Reputation: 13
I am trying to remove duplicates on a lower level under my elements, as they can not be processed in the system. Unfortunately without much success so far.
The XML has several <Article>
childs under <Articles>
. The <Article>
Elements can have <UNIT>
Elements. These need to be unique in the whole document, but only the <NR>/<COUNT>
combination.
With the Example as followed:
<Articles>
<Article>
<A1>123</A1>
<A2>456</A2>
<UNIT>
<NR>59</NR>
<COUNT>3</COUNT>
<TEXT>RANDOM Aqfwfqf</TEXT>
</UNIT>
<UNIT>
<NR>59</NR>
<COUNT>3</COUNT>
<TEXT>RANDOM hrthe</TEXT>
</UNIT>
<UNIT>
<NR>59</NR>
<COUNT>59</COUNT>
<TEXT>RANDOM cutrh</TEXT>
</UNIT>
</Article>
<Article>
<A1>351</A1>
<A2>362</A2>
<UNIT>
<NR>59</NR>
<COUNT>4</COUNT>
<TEXT>RANDOM rtjrtf</TEXT>
</UNIT>
<UNIT>
<NR>59</NR>
<COUNT>3</COUNT>
<TEXT>RANDOM jrtj</TEXT>
</UNIT>
<UNIT>
<NR>59</NR>
<COUNT>59</COUNT>
<TEXT>RANDOM rtjrt</TEXT>
</UNIT>
</Article>
</Articles>
The result should look like:
<Articles>
<Article>
<A1>123</A1>
<A2>456</A2>
<UNIT>
<NR>59</NR>
<COUNT>3</COUNT>
<TEXT>RANDOM Aqfwfqf</TEXT>
</UNIT>
<UNIT>
<NR>59</NR>
<COUNT>59</COUNT>
<TEXT>RANDOM cutrh</TEXT>
</UNIT>
</Article>
<Article>
<A1>351</A1>
<A2>362</A2>
<UNIT>
<NR>59</NR>
<COUNT>4</COUNT>
<TEXT>RANDOM rtjrtf</TEXT>
</UNIT>
</Article>
</Articles>
I tried string-join the two values in <UNIT>
and then delete the nodes, but ended up deleting all of the UNIT instead of leaving one.

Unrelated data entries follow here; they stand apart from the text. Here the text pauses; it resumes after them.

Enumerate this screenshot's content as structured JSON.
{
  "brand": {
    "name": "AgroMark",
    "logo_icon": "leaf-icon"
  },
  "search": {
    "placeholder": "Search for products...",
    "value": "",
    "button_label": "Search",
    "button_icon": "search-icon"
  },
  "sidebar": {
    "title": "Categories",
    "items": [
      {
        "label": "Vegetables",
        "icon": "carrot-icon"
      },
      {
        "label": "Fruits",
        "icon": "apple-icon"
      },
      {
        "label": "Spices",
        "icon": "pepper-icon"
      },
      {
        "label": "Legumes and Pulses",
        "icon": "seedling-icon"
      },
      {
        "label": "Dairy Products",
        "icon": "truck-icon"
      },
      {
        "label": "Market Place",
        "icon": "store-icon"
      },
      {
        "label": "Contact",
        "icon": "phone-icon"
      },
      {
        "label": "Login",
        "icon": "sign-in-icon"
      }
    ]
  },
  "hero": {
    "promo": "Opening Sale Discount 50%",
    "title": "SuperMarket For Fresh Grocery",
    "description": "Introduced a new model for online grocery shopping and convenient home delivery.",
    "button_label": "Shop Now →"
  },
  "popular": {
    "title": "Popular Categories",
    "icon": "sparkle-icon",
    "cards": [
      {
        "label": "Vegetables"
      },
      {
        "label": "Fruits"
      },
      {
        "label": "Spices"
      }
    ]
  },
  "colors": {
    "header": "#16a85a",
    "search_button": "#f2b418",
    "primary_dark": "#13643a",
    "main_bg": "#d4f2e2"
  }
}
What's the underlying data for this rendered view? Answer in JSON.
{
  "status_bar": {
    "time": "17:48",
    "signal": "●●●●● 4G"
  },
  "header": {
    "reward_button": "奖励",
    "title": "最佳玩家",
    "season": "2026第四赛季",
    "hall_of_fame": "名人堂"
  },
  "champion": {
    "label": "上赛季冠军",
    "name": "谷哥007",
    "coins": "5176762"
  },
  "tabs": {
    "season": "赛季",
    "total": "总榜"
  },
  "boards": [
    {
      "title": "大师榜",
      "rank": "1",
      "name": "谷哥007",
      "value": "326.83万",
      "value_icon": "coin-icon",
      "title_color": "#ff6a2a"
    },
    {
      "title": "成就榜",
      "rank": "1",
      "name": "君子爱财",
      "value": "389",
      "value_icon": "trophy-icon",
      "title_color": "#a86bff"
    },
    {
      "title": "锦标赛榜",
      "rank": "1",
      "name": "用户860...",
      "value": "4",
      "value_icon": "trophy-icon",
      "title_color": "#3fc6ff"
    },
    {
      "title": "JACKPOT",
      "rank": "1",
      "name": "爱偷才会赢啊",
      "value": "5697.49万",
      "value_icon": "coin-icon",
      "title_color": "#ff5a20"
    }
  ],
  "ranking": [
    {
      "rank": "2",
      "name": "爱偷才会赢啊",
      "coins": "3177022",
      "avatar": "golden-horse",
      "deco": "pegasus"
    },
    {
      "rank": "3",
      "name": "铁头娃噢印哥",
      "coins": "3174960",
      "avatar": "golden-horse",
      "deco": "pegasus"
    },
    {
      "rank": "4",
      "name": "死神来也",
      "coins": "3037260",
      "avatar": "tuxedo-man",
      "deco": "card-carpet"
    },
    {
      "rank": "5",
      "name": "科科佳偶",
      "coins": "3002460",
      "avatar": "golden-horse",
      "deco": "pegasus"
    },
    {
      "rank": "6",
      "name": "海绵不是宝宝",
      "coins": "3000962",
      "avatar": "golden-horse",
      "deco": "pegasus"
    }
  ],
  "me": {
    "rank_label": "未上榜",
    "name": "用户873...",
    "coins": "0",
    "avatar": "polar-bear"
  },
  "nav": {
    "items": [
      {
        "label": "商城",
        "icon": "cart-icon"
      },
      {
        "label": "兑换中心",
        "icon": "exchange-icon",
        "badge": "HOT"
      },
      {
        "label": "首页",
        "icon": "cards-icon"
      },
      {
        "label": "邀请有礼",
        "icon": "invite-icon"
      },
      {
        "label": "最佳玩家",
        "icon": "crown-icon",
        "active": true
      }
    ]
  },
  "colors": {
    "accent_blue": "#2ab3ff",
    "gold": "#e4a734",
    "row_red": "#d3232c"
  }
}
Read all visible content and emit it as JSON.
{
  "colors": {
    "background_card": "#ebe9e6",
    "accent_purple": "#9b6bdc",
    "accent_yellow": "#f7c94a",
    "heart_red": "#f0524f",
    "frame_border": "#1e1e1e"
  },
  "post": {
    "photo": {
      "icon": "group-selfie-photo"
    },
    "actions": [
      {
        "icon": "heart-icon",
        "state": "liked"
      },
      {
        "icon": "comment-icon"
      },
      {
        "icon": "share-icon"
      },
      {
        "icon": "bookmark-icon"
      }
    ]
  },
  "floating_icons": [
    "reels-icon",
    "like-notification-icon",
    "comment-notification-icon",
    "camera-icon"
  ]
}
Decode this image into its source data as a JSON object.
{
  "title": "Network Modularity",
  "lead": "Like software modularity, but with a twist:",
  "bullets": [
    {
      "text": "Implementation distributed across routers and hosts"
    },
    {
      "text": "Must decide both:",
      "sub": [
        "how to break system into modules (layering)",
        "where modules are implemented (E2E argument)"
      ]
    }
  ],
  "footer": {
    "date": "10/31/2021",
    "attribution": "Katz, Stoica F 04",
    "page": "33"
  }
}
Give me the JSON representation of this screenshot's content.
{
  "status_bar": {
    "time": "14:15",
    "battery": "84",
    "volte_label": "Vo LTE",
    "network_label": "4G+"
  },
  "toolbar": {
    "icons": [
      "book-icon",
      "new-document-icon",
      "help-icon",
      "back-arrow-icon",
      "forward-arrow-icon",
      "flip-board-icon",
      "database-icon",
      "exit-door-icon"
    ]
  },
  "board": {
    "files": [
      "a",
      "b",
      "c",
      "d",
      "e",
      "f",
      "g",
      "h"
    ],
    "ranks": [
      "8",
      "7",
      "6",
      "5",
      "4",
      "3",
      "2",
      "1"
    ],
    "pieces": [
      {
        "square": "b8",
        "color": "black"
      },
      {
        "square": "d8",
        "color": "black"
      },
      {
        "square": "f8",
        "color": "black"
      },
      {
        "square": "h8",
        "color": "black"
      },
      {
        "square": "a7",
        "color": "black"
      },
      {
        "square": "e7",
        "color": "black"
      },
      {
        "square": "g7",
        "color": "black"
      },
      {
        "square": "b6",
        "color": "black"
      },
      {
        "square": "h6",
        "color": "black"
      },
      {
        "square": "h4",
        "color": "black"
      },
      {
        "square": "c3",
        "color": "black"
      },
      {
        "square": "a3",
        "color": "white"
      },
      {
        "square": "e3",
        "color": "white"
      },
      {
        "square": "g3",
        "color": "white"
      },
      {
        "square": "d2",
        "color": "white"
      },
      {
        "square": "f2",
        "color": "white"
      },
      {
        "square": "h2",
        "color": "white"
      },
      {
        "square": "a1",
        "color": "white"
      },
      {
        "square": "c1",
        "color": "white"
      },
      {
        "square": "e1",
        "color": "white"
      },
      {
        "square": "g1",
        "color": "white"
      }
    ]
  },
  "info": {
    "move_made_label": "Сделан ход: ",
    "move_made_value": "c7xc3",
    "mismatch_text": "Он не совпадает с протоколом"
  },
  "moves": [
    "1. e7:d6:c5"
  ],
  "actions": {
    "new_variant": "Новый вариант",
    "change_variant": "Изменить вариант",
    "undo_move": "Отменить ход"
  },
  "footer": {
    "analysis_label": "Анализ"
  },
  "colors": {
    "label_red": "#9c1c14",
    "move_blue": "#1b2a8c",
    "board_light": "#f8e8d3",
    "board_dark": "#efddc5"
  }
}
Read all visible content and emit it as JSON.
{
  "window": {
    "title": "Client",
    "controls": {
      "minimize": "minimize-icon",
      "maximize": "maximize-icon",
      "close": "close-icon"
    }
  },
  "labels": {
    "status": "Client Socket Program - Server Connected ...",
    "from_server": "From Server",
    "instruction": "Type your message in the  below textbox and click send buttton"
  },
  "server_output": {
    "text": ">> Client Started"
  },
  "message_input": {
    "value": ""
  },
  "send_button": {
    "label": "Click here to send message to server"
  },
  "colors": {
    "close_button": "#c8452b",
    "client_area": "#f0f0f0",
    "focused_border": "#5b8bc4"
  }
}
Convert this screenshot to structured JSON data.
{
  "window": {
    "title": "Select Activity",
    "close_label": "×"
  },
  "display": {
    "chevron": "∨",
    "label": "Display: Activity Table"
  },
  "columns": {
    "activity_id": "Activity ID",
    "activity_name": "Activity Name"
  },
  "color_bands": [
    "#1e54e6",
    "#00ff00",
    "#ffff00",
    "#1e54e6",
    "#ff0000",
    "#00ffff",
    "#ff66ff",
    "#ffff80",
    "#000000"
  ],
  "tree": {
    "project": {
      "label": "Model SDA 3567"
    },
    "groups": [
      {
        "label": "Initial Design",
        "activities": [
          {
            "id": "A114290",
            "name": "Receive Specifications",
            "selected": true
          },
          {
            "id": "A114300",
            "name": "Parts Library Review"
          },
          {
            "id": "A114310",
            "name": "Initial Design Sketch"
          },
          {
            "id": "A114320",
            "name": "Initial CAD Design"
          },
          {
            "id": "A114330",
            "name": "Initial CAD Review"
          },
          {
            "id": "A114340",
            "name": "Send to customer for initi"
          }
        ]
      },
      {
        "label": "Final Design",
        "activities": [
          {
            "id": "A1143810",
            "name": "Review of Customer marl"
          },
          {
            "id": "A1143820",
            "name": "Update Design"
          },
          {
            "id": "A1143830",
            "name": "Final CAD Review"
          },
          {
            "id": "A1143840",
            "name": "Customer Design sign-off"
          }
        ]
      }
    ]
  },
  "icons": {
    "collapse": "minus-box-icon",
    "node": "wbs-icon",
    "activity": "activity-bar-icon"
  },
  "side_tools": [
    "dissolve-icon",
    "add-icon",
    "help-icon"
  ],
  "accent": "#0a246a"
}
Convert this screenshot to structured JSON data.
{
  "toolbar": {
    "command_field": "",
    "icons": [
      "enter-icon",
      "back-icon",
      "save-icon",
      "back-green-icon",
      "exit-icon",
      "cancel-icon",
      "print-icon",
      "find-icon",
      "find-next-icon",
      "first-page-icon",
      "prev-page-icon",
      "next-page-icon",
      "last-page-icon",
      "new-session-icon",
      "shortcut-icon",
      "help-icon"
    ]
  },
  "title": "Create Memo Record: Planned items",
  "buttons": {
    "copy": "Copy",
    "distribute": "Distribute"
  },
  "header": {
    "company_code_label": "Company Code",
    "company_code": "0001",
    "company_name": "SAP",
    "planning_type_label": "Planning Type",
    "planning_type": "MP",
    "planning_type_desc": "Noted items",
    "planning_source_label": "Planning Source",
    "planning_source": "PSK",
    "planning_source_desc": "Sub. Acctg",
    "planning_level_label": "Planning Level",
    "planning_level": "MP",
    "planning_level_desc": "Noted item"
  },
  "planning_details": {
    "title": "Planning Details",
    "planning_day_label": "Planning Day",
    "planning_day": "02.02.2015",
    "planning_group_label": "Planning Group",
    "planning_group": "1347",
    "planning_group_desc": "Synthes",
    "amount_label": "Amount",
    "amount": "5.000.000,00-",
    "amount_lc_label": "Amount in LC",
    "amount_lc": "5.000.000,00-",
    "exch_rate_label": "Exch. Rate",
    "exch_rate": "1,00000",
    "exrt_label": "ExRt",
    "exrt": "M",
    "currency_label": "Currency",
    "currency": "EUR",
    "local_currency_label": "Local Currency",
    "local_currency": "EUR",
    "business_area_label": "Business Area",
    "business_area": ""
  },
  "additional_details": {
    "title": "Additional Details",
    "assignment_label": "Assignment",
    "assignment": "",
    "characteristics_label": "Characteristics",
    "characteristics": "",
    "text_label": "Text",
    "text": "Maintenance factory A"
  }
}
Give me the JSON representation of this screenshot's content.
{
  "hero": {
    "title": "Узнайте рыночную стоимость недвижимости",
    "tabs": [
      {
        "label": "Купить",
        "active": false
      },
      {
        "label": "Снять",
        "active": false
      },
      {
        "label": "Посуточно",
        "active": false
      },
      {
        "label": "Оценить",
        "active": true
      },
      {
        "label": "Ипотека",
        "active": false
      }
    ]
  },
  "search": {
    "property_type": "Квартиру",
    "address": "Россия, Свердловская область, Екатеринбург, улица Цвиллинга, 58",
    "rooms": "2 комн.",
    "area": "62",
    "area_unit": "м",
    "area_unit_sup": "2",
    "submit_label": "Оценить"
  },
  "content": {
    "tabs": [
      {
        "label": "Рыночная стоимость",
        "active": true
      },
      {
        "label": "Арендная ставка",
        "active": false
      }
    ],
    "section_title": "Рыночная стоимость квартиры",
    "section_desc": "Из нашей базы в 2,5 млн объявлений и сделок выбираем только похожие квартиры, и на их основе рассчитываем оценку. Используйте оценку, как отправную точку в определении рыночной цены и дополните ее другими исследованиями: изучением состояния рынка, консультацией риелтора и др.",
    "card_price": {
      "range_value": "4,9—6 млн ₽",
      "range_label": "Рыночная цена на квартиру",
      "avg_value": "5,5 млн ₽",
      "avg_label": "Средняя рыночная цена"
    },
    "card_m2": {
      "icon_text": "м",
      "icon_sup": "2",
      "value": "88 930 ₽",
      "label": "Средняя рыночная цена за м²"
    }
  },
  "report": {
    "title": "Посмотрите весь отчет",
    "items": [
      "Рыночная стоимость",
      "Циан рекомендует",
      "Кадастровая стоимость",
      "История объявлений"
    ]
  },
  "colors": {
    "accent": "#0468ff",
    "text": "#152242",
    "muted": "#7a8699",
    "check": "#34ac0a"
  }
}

Getting a distinct list and count the occurences worked, but i couldn't delete the excesss nodes.
How could i reduce the quantity of the node combination to one?
Upvotes: 0
Views: 73
Reputation: 167516
For me, the following works:
declare namespace output = "http://www.w3.org/2010/xslt-xquery-serialization";
declare option output:method 'xml';
declare option output:indent 'yes';
declare context item := document {
<Articles>
<Article>
<A1>123</A1>
<A2>456</A2>
<UNIT>
<NR>59</NR>
<COUNT>3</COUNT>
<TEXT>RANDOM Aqfwfqf</TEXT>
</UNIT>
<UNIT>
<NR>59</NR>
<COUNT>3</COUNT>
<TEXT>RANDOM hrthe</TEXT>
</UNIT>
<UNIT>
<NR>59</NR>
<COUNT>59</COUNT>
<TEXT>RANDOM cutrh</TEXT>
</UNIT>
</Article>
<Article>
<A1>351</A1>
<A2>362</A2>
<UNIT>
<NR>59</NR>
<COUNT>4</COUNT>
<TEXT>RANDOM rtjrtf</TEXT>
</UNIT>
<UNIT>
<NR>59</NR>
<COUNT>3</COUNT>
<TEXT>RANDOM jrtj</TEXT>
</UNIT>
<UNIT>
<NR>59</NR>
<COUNT>59</COUNT>
<TEXT>RANDOM rtjrt</TEXT>
</UNIT>
</Article>
</Articles>
};
. transform with {
delete node for $unit in //UNIT
group by $nr := $unit/NR, $cnt := $unit/COUNT
return subsequence($unit, 2)
}
So this is doing it on an in memory context node, I think if you have a db document as the input doing
delete node for $unit in //UNIT
group by $nr := $unit/NR, $cnt := $unit/COUNT
return subsequence($unit, 2)
would work just fine.
Upvotes: 1